The next year came Martin Pring, looking for sassafras, and thereafter they began to come thick and fast, until long after sassafras had lost its reputation.
These are the oldest accounts which we have of Cape Cod, unless, perchance, Cape Cod is, as some suppose, the same with that "Kial-ar-nes" or Keel-Cape, on which, according to old Icelandic manuscripts, Thorwald, son of Eric the Red, after sailing many days southwest from Greenland, broke his keel in the year 1004; and where, according to another, in some respects less trustworthy manuscript, Thor-finn Karlsefue ("that is, one who promises or is destined to be an able or great man"; he is said to have had a son born in New England, from whom Thorwaldsen the sculptor was descended), sailing past, in the year 1007, with his wife Gudrida, Snorre Thorbrandson, Biarne Grinolfson, and Thorhall Garnlason, distinguished Norsemen, in three ships containing "one hundred and sixty men and all sorts of live stock" (probably the first Norway rats among the rest), having the land "on the right side" of them, "roved ashore," and found "Oraefi (trackless deserts)," and "Strand-ir lang-ar ok sand-ar (long narrow beaches and sand-hills)," and "called the shores Furdu-strand-ir (Wonder-Strands), because the sailing by them seemed long."

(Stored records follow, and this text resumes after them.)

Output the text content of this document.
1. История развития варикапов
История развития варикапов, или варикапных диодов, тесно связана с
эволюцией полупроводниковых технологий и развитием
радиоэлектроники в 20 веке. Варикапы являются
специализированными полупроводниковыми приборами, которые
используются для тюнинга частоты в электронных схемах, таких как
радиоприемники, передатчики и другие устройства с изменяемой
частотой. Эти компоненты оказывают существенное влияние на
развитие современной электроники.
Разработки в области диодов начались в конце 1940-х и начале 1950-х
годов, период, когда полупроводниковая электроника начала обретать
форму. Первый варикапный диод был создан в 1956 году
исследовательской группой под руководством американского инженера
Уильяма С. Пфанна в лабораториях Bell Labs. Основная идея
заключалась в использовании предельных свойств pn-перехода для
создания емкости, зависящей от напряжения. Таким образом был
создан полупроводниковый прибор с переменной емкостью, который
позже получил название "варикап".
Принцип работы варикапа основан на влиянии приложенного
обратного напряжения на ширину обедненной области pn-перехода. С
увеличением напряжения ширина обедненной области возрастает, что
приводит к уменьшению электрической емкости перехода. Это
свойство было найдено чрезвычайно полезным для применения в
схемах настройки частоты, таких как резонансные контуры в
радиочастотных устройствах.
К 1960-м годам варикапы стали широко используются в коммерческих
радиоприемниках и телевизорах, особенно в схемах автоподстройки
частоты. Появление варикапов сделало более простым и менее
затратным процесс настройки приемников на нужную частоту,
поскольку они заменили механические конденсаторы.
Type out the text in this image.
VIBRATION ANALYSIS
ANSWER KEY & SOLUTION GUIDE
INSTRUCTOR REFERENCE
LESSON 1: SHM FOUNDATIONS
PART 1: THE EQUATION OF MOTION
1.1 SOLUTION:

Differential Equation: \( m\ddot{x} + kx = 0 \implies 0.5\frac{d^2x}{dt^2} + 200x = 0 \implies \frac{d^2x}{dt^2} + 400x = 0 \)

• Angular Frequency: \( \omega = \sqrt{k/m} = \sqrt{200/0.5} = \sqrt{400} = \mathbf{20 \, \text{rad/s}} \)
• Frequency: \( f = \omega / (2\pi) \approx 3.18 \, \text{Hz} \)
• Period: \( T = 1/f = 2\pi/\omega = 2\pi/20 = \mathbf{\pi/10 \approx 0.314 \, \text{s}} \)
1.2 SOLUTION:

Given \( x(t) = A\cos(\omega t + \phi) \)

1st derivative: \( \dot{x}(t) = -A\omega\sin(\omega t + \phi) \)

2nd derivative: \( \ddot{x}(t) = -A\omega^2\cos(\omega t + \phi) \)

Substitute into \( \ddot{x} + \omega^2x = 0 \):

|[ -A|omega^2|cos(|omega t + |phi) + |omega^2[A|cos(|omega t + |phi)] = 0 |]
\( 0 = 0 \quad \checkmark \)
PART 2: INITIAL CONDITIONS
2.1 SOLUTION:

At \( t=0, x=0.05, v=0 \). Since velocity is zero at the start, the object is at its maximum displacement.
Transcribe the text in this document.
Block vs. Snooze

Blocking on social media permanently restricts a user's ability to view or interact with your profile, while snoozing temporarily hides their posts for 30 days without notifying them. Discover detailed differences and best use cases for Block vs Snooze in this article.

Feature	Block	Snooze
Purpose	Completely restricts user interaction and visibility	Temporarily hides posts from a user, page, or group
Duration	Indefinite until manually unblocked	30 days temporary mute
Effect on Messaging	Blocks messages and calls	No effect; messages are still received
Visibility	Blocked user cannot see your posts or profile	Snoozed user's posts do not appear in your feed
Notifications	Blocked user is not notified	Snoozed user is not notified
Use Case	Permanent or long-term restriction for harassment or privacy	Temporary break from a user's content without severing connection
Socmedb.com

According to the Icelandic manuscripts, Thorwald was the first then, — unless possibly one Biarne Heriulfson (i. e. son of Heriulf) who had been seized with a great desire to travel, sailing from Iceland to Greenland in the year 986 to join his father who had migrated thither, for he had resolved, says the manuscript, "to spend the following winter, like all the preceding ones, with his father," — being driven far to the southwest by a storm, when it cleared up saw the low land of Cape Cod looming faintly in the distance; but this not answering to the description of Greenland, he put his vessel about, and, sailing northward along the coast, at length reached Greenland and his father. At any rate, he may put forth a strong claim to be regarded as the discoverer of the American continent.
These Northmen were a hardy race, whose younger sons inherited the ocean, and traversed it without chart or compass, and they are said to have been "the first who learned the art of sailing on a wind." Moreover, they had a habit of casting their door-posts overboard and settling wherever they went ashore. But as Biarne, and Thorwald, and Thorfinn have not mentioned the latitude and longitude distinctly enough, though we have great respect for them as skilful and adventurous navigators, we must for the present remain in doubt as to what capes they did see. We think that they were considerably further north.
If time and space permitted, I could present the claims of several other worthy persons.